Grösse ist relativ, und die Wachstumskurven beim Kinderarzt müssen mit Verstand interpretiert werden. (Bild: Getty)

Nicht wenige Eltern sorgen sich, dass ihr Kind als Erwachsener zu gross oder zu klein gerät und dar­unter leiden könnte. Der Kinderarzt misst nach der Geburt zunächst alle paar Monate und später in regelmässigen Abständen Grösse, Gewicht und Kopfumfang der Kleinen. Diese Daten werden mit jenen von Gleichaltrigen verglichen. Anhand von Perzentilen (Wachstumskurven) lässt sich so erkennen, ob ein Kind eher zu gross oder zu klein ist.
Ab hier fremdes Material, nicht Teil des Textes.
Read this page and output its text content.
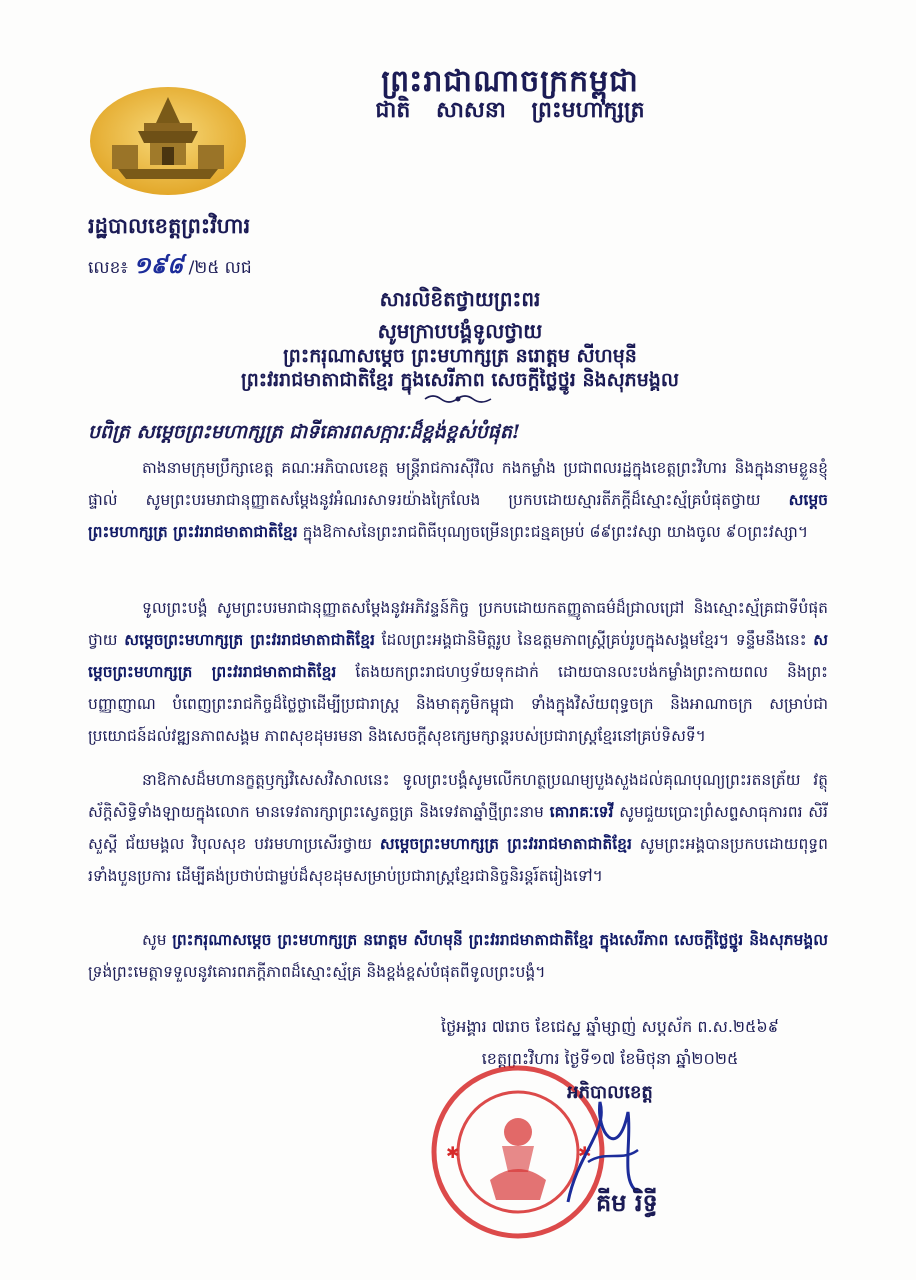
ព្រះរាជាណាចក្រកម្ពុជា
ជាតិ សាសនា ព្រះមហាក្សត្រ
រដ្ឋបាលខេត្តព្រះវិហារ
លេខ៖ ១៩៨ /២៥ លជ
សារលិខិតថ្វាយព្រះពរ
សូមក្រាបបង្គំទូលថ្វាយ
ព្រះករុណាសម្តេច ព្រះមហាក្សត្រ នរោត្តម សីហមុនី
ព្រះវររាជមាតាជាតិខ្មែរ ក្នុងសេរីភាព សេចក្តីថ្លៃថ្នូរ និងសុភមង្គល
បពិត្រ សម្តេចព្រះមហាក្សត្រ ជាទីគោរពសក្ការៈដ៏ខ្ពង់ខ្ពស់បំផុត!
តាងនាមក្រុមប្រឹក្សាខេត្ត គណៈអភិបាលខេត្ត មន្ត្រីរាជការស៊ីវិល កងកម្លាំង ប្រជាពលរដ្ឋក្នុងខេត្តព្រះវិហារ និងក្នុងនាមខ្លួនខ្ញុំផ្ទាល់ សូមព្រះបរមរាជានុញ្ញាតសម្តែងនូវអំណរសាទរយ៉ាងក្រៃលែង ប្រកបដោយស្មារតីភក្តីដ៏ស្មោះស្ម័គ្របំផុតថ្វាយ សម្តេចព្រះមហាក្សត្រ ព្រះវររាជមាតាជាតិខ្មែរ ក្នុងឱកាសនៃព្រះរាជពិធីបុណ្យចម្រើនព្រះជន្មគម្រប់ ៨៩ព្រះវស្សា យាងចូល ៩០ព្រះវស្សា។
ទូលព្រះបង្គំ សូមព្រះបរមរាជានុញ្ញាតសម្តែងនូវអភិវន្ទន៍កិច្ច ប្រកបដោយកតញ្ញូតាធម៌ដ៏ជ្រាលជ្រៅ និងស្មោះស្ម័គ្រជាទីបំផុតថ្វាយ សម្តេចព្រះមហាក្សត្រ ព្រះវររាជមាតាជាតិខ្មែរ ដែលព្រះអង្គជានិមិត្តរូប នៃឧត្តមភាពស្ត្រីគ្រប់រូបក្នុងសង្គមខ្មែរ។ ទន្ទឹមនឹងនេះ សម្តេចព្រះមហាក្សត្រ ព្រះវររាជមាតាជាតិខ្មែរ តែងយកព្រះរាជហឫទ័យទុកដាក់ ដោយបានលះបង់កម្លាំងព្រះកាយពល និងព្រះបញ្ញាញាណ បំពេញព្រះរាជកិច្ចដ៏ថ្លៃថ្លាដើម្បីប្រជារាស្ត្រ និងមាតុភូមិកម្ពុជា ទាំងក្នុងវិស័យពុទ្ធចក្រ និងអាណាចក្រ សម្រាប់ជាប្រយោជន៍ដល់វឌ្ឍនភាពសង្គម ភាពសុខដុមរមនា និងសេចក្តីសុខក្សេមក្សាន្តរបស់ប្រជារាស្ត្រខ្មែរនៅគ្រប់ទិសទី។
នាឱកាសដ៏មហានក្ខត្តឫក្សវិសេសវិសាលនេះ ទូលព្រះបង្គំសូមលើកហត្ថប្រណម្យបួងសួងដល់គុណបុណ្យព្រះរតនត្រ័យ វត្ថុស័ក្តិសិទ្ធិទាំងឡាយក្នុងលោក មានទេវតារក្សាព្រះស្វេតច្ឆត្រ និងទេវតាឆ្នាំថ្មីព្រះនាម គោរាគៈទេវី សូមជួយប្រោះព្រំសព្ទសាធុការពរ សិរីសួស្តី ជ័យមង្គល វិបុលសុខ បវរមហាប្រសើរថ្វាយ សម្តេចព្រះមហាក្សត្រ ព្រះវររាជមាតាជាតិខ្មែរ សូមព្រះអង្គបានប្រកបដោយពុទ្ធពរទាំងបួនប្រការ ដើម្បីគង់ប្រថាប់ជាម្លប់ដ៏សុខដុមសម្រាប់ប្រជារាស្ត្រខ្មែរជានិច្ចនិរន្តរ៍តរៀងទៅ។
សូម ព្រះករុណាសម្តេច ព្រះមហាក្សត្រ នរោត្តម សីហមុនី ព្រះវររាជមាតាជាតិខ្មែរ ក្នុងសេរីភាព សេចក្តីថ្លៃថ្នូរ និងសុភមង្គល ទ្រង់ព្រះមេត្តាទទួលនូវគោរពភក្តីភាពដ៏ស្មោះស្ម័គ្រ និងខ្ពង់ខ្ពស់បំផុតពីទូលព្រះបង្គំ។
ថ្ងៃអង្គារ ៧រោច ខែជេស្ឋ ឆ្នាំម្សាញ់ សប្តស័ក ព.ស.២៥៦៩
ខេត្តព្រះវិហារ ថ្ងៃទី១៧ ខែមិថុនា ឆ្នាំ២០២៥
✱	✱
អភិបាលខេត្ត
គីម រិទ្ធី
Wächst der Spross beispielsweise entlang der 25. Perzentile, sind 25 Prozent der gleichaltrigen, gesunden Kinder kleiner und 75 Prozent grösser. Entwickelt sich ein Kind unter der 3. oder über der 97. Perzentile, sind die Ärzte alarmiert, da Klein- oder Grosswuchs droht, und überweisen es zur weiteren Abklärung an einen Spezialisten.
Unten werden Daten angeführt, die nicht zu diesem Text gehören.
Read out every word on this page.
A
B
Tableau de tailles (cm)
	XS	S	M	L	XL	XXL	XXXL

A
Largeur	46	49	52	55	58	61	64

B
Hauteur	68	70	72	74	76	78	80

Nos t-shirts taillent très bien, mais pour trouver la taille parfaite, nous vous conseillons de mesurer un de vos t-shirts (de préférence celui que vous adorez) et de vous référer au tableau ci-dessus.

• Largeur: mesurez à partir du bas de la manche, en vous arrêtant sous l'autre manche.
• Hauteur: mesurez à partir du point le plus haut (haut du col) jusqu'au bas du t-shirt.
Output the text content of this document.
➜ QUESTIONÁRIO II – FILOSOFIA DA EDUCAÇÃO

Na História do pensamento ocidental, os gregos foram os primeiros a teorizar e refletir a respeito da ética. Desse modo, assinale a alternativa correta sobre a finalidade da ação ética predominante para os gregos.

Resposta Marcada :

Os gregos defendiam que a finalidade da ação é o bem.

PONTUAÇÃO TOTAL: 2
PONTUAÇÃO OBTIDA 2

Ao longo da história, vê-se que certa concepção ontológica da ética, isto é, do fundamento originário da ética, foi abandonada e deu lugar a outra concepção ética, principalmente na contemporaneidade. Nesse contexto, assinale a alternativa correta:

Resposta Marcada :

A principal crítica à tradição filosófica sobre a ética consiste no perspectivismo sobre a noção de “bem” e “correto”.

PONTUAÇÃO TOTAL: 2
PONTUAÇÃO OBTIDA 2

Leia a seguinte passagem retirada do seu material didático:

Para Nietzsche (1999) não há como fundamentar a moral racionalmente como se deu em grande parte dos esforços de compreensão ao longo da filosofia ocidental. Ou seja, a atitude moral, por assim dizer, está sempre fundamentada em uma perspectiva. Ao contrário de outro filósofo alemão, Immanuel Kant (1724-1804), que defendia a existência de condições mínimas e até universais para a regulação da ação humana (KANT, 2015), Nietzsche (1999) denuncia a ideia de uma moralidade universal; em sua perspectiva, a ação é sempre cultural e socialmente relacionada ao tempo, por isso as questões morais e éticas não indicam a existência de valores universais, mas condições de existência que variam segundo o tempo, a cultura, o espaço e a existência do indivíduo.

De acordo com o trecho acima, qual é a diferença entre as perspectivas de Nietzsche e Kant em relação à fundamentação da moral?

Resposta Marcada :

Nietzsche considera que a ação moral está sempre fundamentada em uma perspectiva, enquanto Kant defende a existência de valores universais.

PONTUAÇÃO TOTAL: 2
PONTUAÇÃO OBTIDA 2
Dank Rekruten-Untersuchungen und der Analyse von Pass-Anträgen weiss man, dass die Schweizerinnen und Schweizer über die vergangenen 120 Jahre durchschnittlich rund 15 Zentimeter grösser geworden sind. Besonders ausgeprägt war die Grössenzunahme hierzulande zwischen 1900 und 1950. Zwischen 1975 und 1990 stagnierte sie. Als Referenzwert für das Kinderwachstum galten in der Schweiz bis 2011 Daten, die zwischen 1954 und 1975 an Zürcher Kindern erhoben worden waren. Die Schweizerische Gesellschaft für Pädiatrie entschied dann, die hiesigen Normkurven durch internationale Daten der Weltgesundheitsorganisation (WHO) und den USA zu ersetzen.
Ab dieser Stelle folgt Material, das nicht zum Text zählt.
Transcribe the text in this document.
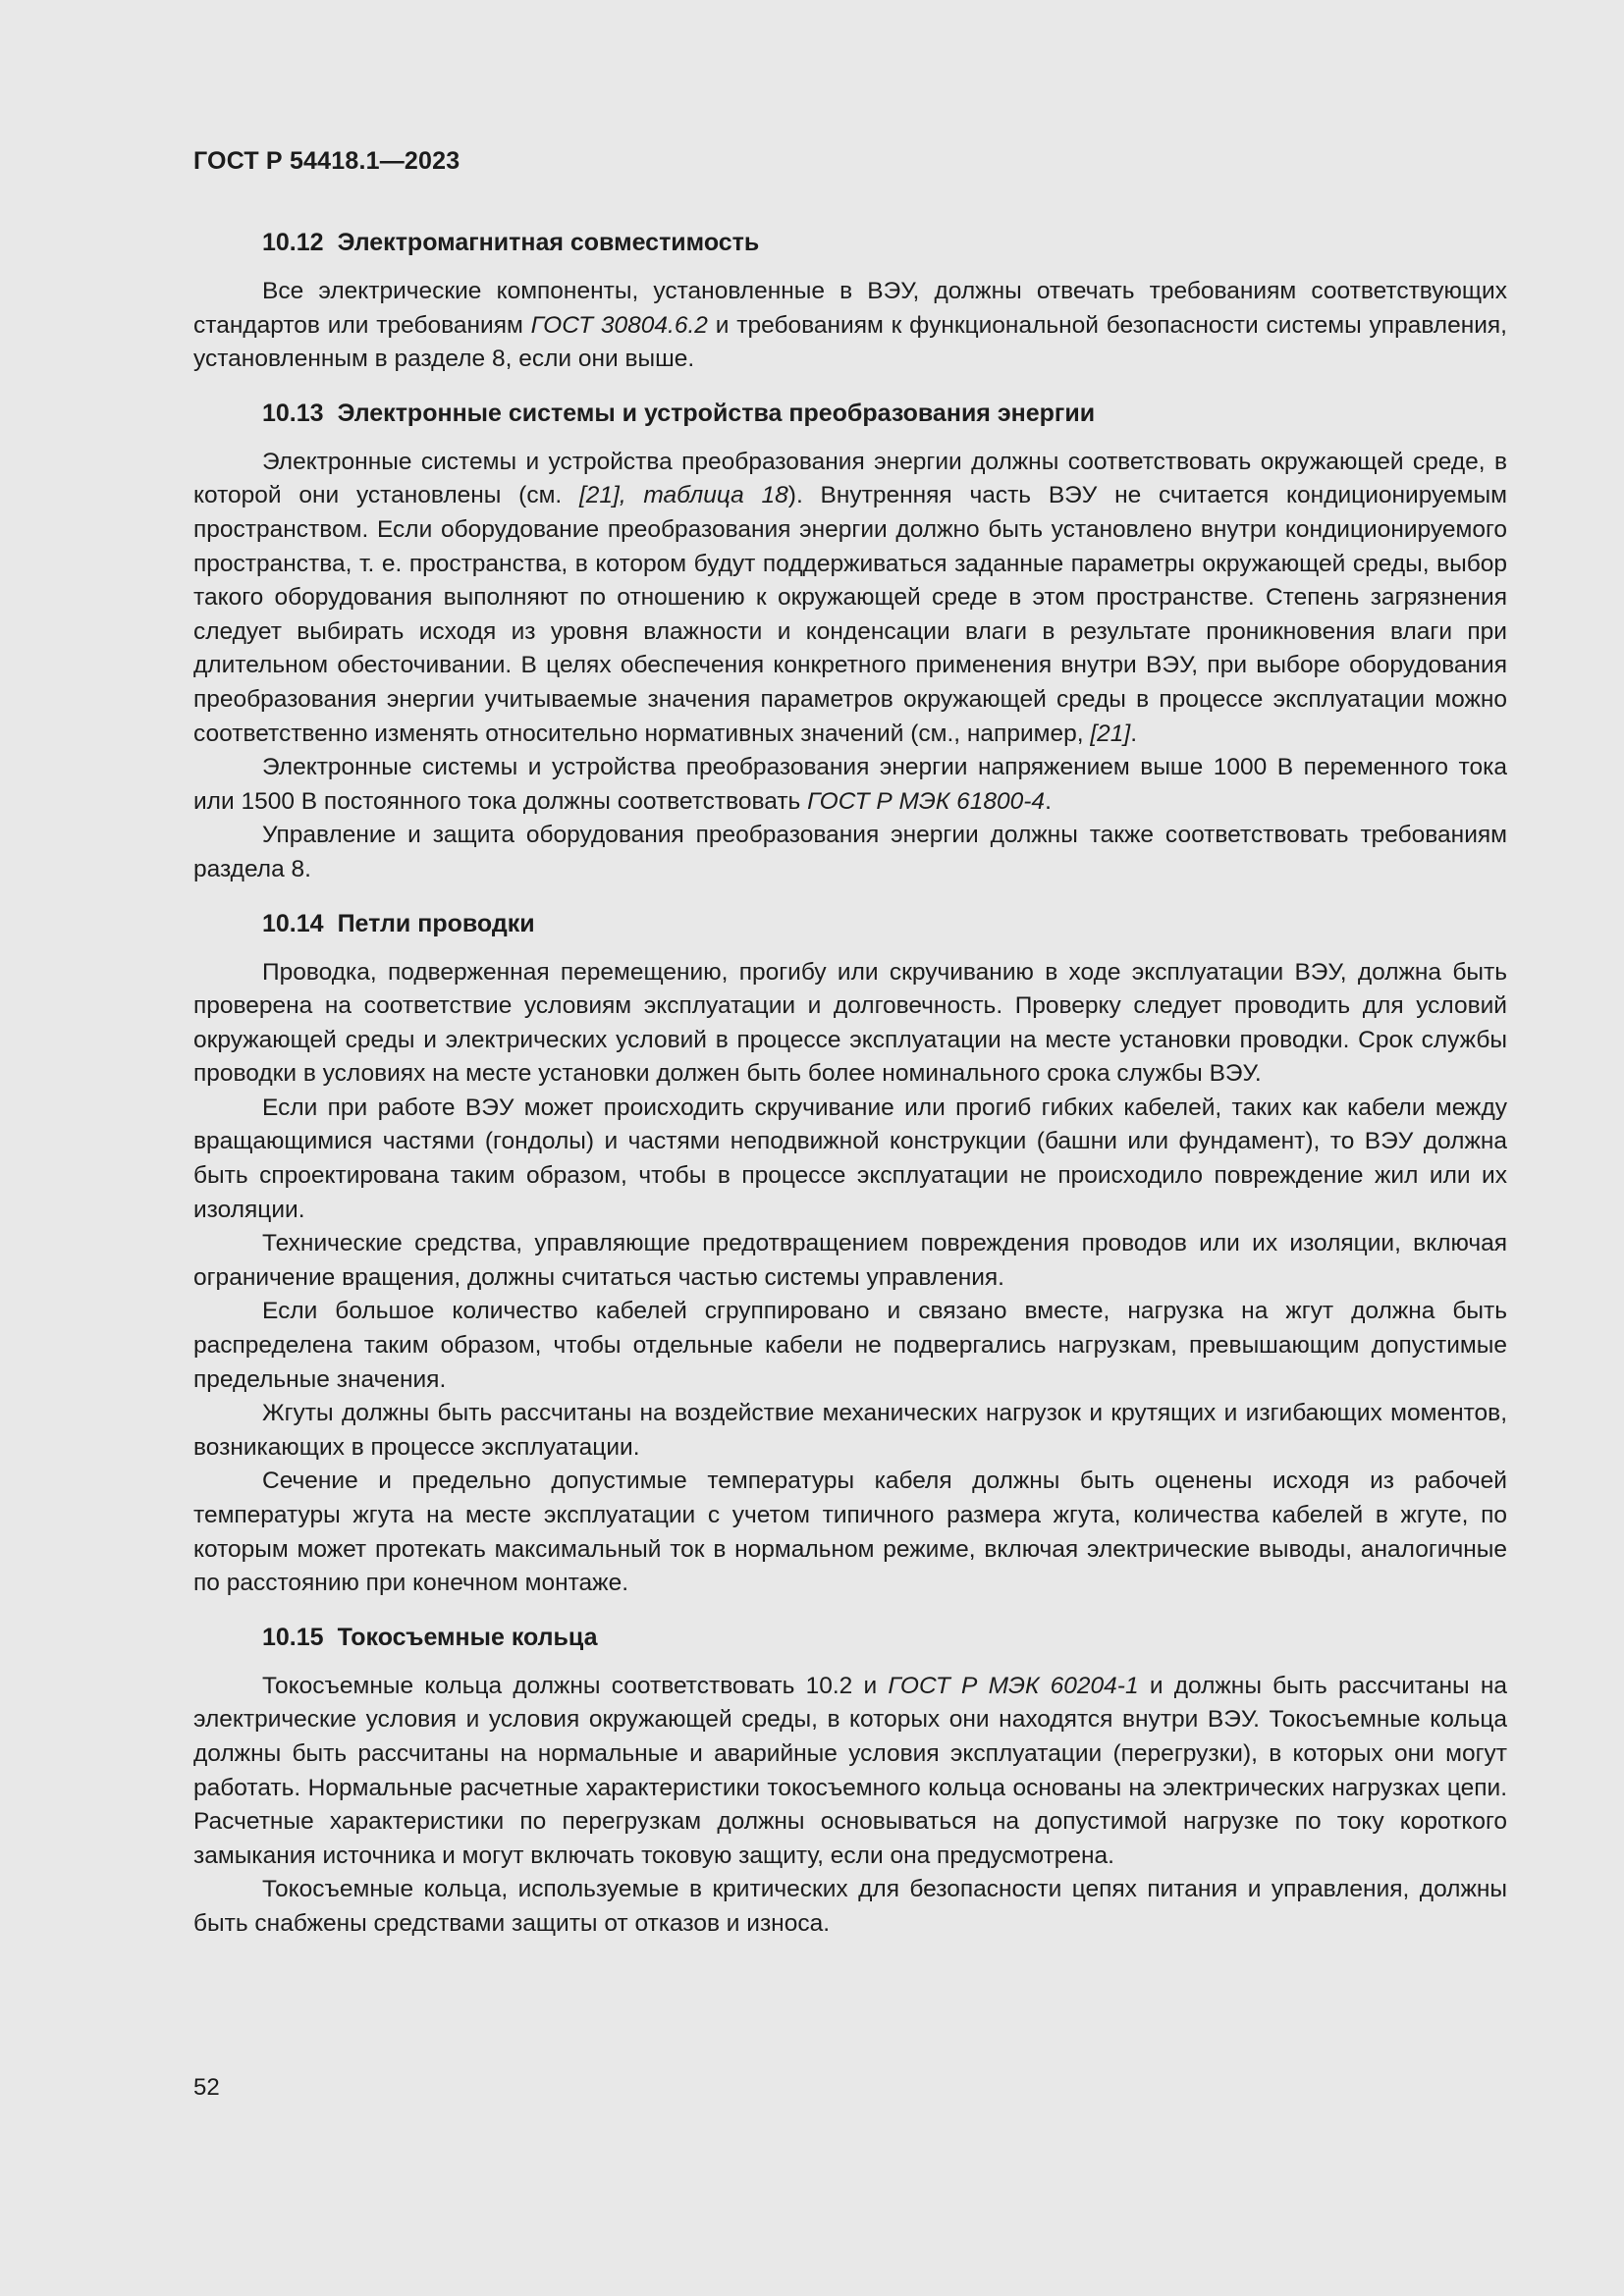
ГОСТ Р 54418.1—2023
10.12 Электромагнитная совместимость

Все электрические компоненты, установленные в ВЭУ, должны отвечать требованиям соответствующих стандартов или требованиям ГОСТ 30804.6.2 и требованиям к функциональной безопасности системы управления, установленным в разделе 8, если они выше.

10.13 Электронные системы и устройства преобразования энергии

Электронные системы и устройства преобразования энергии должны соответствовать окружающей среде, в которой они установлены (см. [21], таблица 18). Внутренняя часть ВЭУ не считается кондиционируемым пространством. Если оборудование преобразования энергии должно быть установлено внутри кондиционируемого пространства, т. е. пространства, в котором будут поддерживаться заданные параметры окружающей среды, выбор такого оборудования выполняют по отношению к окружающей среде в этом пространстве. Степень загрязнения следует выбирать исходя из уровня влажности и конденсации влаги в результате проникновения влаги при длительном обесточивании. В целях обеспечения конкретного применения внутри ВЭУ, при выборе оборудования преобразования энергии учитываемые значения параметров окружающей среды в процессе эксплуатации можно соответственно изменять относительно нормативных значений (см., например, [21].

Электронные системы и устройства преобразования энергии напряжением выше 1000 В переменного тока или 1500 В постоянного тока должны соответствовать ГОСТ Р МЭК 61800-4.

Управление и защита оборудования преобразования энергии должны также соответствовать требованиям раздела 8.

10.14 Петли проводки

Проводка, подверженная перемещению, прогибу или скручиванию в ходе эксплуатации ВЭУ, должна быть проверена на соответствие условиям эксплуатации и долговечность. Проверку следует проводить для условий окружающей среды и электрических условий в процессе эксплуатации на месте установки проводки. Срок службы проводки в условиях на месте установки должен быть более номинального срока службы ВЭУ.

Если при работе ВЭУ может происходить скручивание или прогиб гибких кабелей, таких как кабели между вращающимися частями (гондолы) и частями неподвижной конструкции (башни или фундамент), то ВЭУ должна быть спроектирована таким образом, чтобы в процессе эксплуатации не происходило повреждение жил или их изоляции.

Технические средства, управляющие предотвращением повреждения проводов или их изоляции, включая ограничение вращения, должны считаться частью системы управления.

Если большое количество кабелей сгруппировано и связано вместе, нагрузка на жгут должна быть распределена таким образом, чтобы отдельные кабели не подвергались нагрузкам, превышающим допустимые предельные значения.

Жгуты должны быть рассчитаны на воздействие механических нагрузок и крутящих и изгибающих моментов, возникающих в процессе эксплуатации.

Сечение и предельно допустимые температуры кабеля должны быть оценены исходя из рабочей температуры жгута на месте эксплуатации с учетом типичного размера жгута, количества кабелей в жгуте, по которым может протекать максимальный ток в нормальном режиме, включая электрические выводы, аналогичные по расстоянию при конечном монтаже.

10.15 Токосъемные кольца

Токосъемные кольца должны соответствовать 10.2 и ГОСТ Р МЭК 60204-1 и должны быть рассчитаны на электрические условия и условия окружающей среды, в которых они находятся внутри ВЭУ. Токосъемные кольца должны быть рассчитаны на нормальные и аварийные условия эксплуатации (перегрузки), в которых они могут работать. Нормальные расчетные характеристики токосъемного кольца основаны на электрических нагрузках цепи. Расчетные характеристики по перегрузкам должны основываться на допустимой нагрузке по току короткого замыкания источника и могут включать токовую защиту, если она предусмотрена.

Токосъемные кольца, используемые в критических для безопасности цепях питания и управления, должны быть снабжены средствами защиты от отказов и износа.

52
Nationale Daten für genauere Werte

Dass diese Daten die Schweizer Kinder und Jugendlichen nicht optimal repräsentieren, beanstandet Urs Eiholzer, Leiter des Pädiatrisch-Endokrinologischen Zentrums Zürich, nicht erst seit gestern. «Einerseits kommen die amerikanischen Kinder früher in die Pubertät als bei uns, andererseits ist die 3. Perzentile bei der WHO-Kurve zu tief angesetzt». Dies hat zum ­einen zur Folge, dass Schweizer Kinder, die etwa zwei Jahre später in die Pubertät kommen, im Vergleich als zu klein beurteilt werden. Zum anderen liegen Kinder, die gemäss Schweizer Wachstumskurve unter die 3. Perzentile gefallen wären, laut WHO-Daten nun darüber und werden so nicht als zu klein erkannt.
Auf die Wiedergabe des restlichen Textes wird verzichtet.